When a special leave petition to the Supreme Court pointed out on April 16 that “there is no protocol in place to ensure that devotees who get infected do not go on to spread the virus when they return”, he retorted that “nobody will be stopped (from attending the mela). We are sure that faith in God will overcome fear of the virus”. As a result, an estimated 28 lakh persons attended the mela, took holy dips in the Ganga, jostled with each other in the crowded, polluted waters of the river, and then dispersed to all parts of India to spread the virus.
Devotees gather to offer prayers during the third Shahi Snan of the Kumbh Mela 2021, at Har ki Pauri Ghat in Haridwar, Wednesday, April 14, 2021. Photo: PTI
Therefore, to Modi’s surprise – and perhaps only his – there were three and a half million active cases on May 4. Hospitals were full to bursting, doctors couldn’t even reply to anxious calls from infected patients, helplines were overloaded and distress calls received no answer. An acute shortage of oxygen killed patients by the scores every hour.

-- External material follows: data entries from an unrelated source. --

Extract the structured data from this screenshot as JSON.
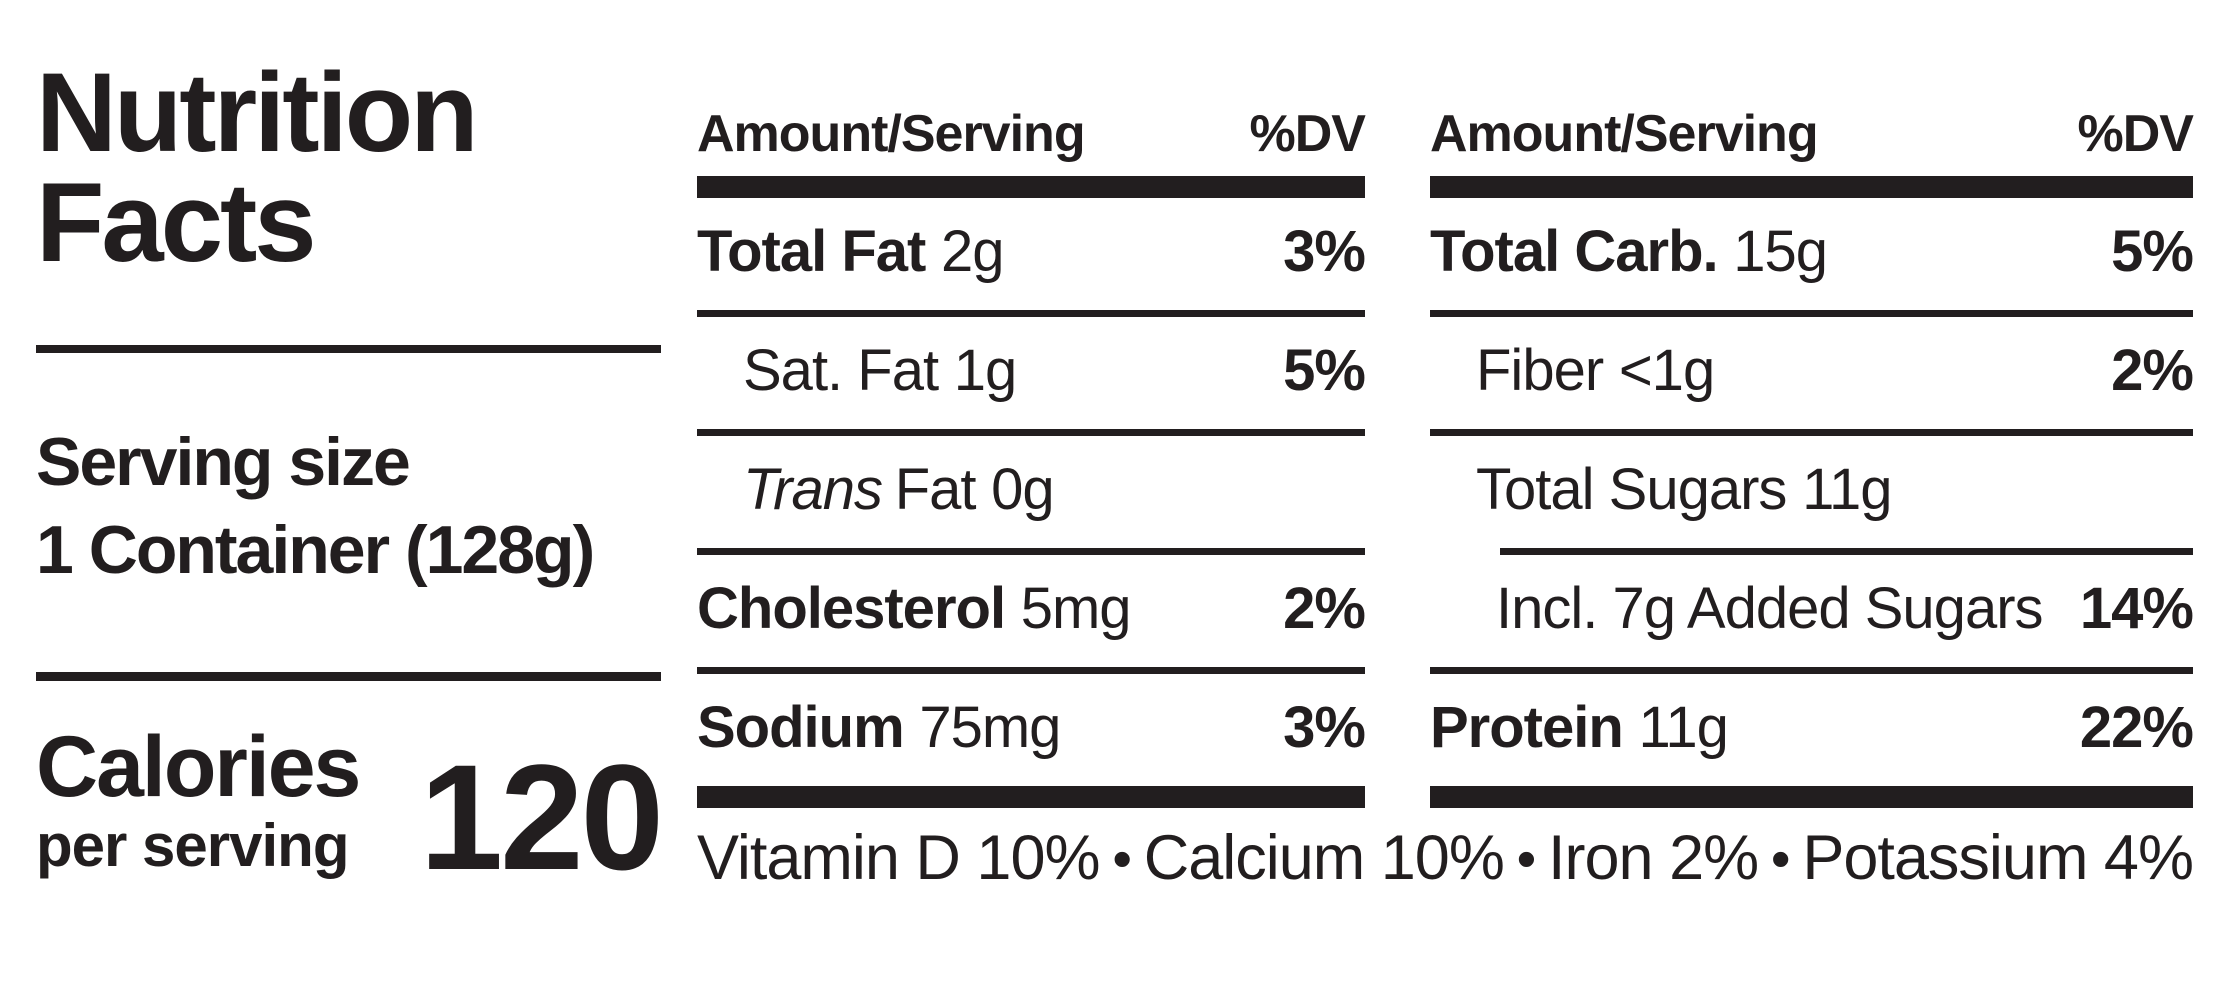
{
  "title": {
    "line1": "Nutrition",
    "line2": "Facts"
  },
  "serving": {
    "label": "Serving size",
    "value": "1 Container (128g)"
  },
  "calories": {
    "label_line1": "Calories",
    "label_line2": "per serving",
    "value": "120"
  },
  "columns": {
    "left_panel": {
      "header": {
        "amount": "Amount/Serving",
        "dv": "%DV"
      },
      "rows": [
        {
          "name": "Total Fat",
          "value": "2g",
          "dv": "3%"
        },
        {
          "name": "Sat. Fat",
          "value": "1g",
          "dv": "5%"
        },
        {
          "name_italic": "Trans",
          "name": "Fat",
          "value": "0g",
          "dv": ""
        },
        {
          "name": "Cholesterol",
          "value": "5mg",
          "dv": "2%"
        },
        {
          "name": "Sodium",
          "value": "75mg",
          "dv": "3%"
        }
      ]
    },
    "right_panel": {
      "header": {
        "amount": "Amount/Serving",
        "dv": "%DV"
      },
      "rows": [
        {
          "name": "Total Carb.",
          "value": "15g",
          "dv": "5%"
        },
        {
          "name": "Fiber",
          "value": "<1g",
          "dv": "2%"
        },
        {
          "name": "Total Sugars",
          "value": "11g",
          "dv": ""
        },
        {
          "name": "Incl. 7g Added Sugars",
          "value": "",
          "dv": "14%"
        },
        {
          "name": "Protein",
          "value": "11g",
          "dv": "22%"
        }
      ]
    }
  },
  "footer": {
    "bullet": "•",
    "items": [
      "Vitamin D 10%",
      "Calcium 10%",
      "Iron 2%",
      "Potassium 4%"
    ]
  },
  "colors": {
    "ink": "#221e1f",
    "background": "#ffffff"
  }
}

Although the data has not been released, and may never be, I speculate from personal experience that more people have probably died because of the lack of oxygen than from any other single cause. In fact, the shortage of oxygen is therefore the one issue on which the world needs to hold the Modi government, and Modi in particular, criminally responsible. For there is not a shadow of an excuse for the shortage that has developed.
In a report submitted to the Lok Sabha in 2020, a committee headed by MP Ram Gopal Yadav pointed out that the country’s oxygen production capacity was 6,900 tonnes a day; that at the peak of the first wave the demand for medical oxygen had reached 3,000 tonnes a day, but as the wave subsided it had fallen to 1,000 tonnes a day. This allowed the remainder to be diverted for industrial use.
So in March, when INSACOG identified the B.1.1.7 strain as the main threat to the country’s population at the time, the government could have diverted at least 2,000 tonnes a day of oxygen back from industrial centres with a single stroke of the pen. But at the end of March, Modi’s fixation on winning the West Bengal and Assam elections was so complete that he ‘forgot’ to make that stroke of the pen. And by the time he ‘remembered’, it was April 19, and people were dying in their cars and as their relatives took them desperately to one hospital after the next in search of oxygen.
Modi has been a gambler all his life. His entire career has been built on forcing his way through one organisational or moral barrier after the other, and brazening his way forward until he could turn it into a success. This time his gamble has failed and, if an estimate by the Institute for Health Metrics and Evaluation is to be believed, India could see a staggering one–million deaths from COVID-19 by August this year.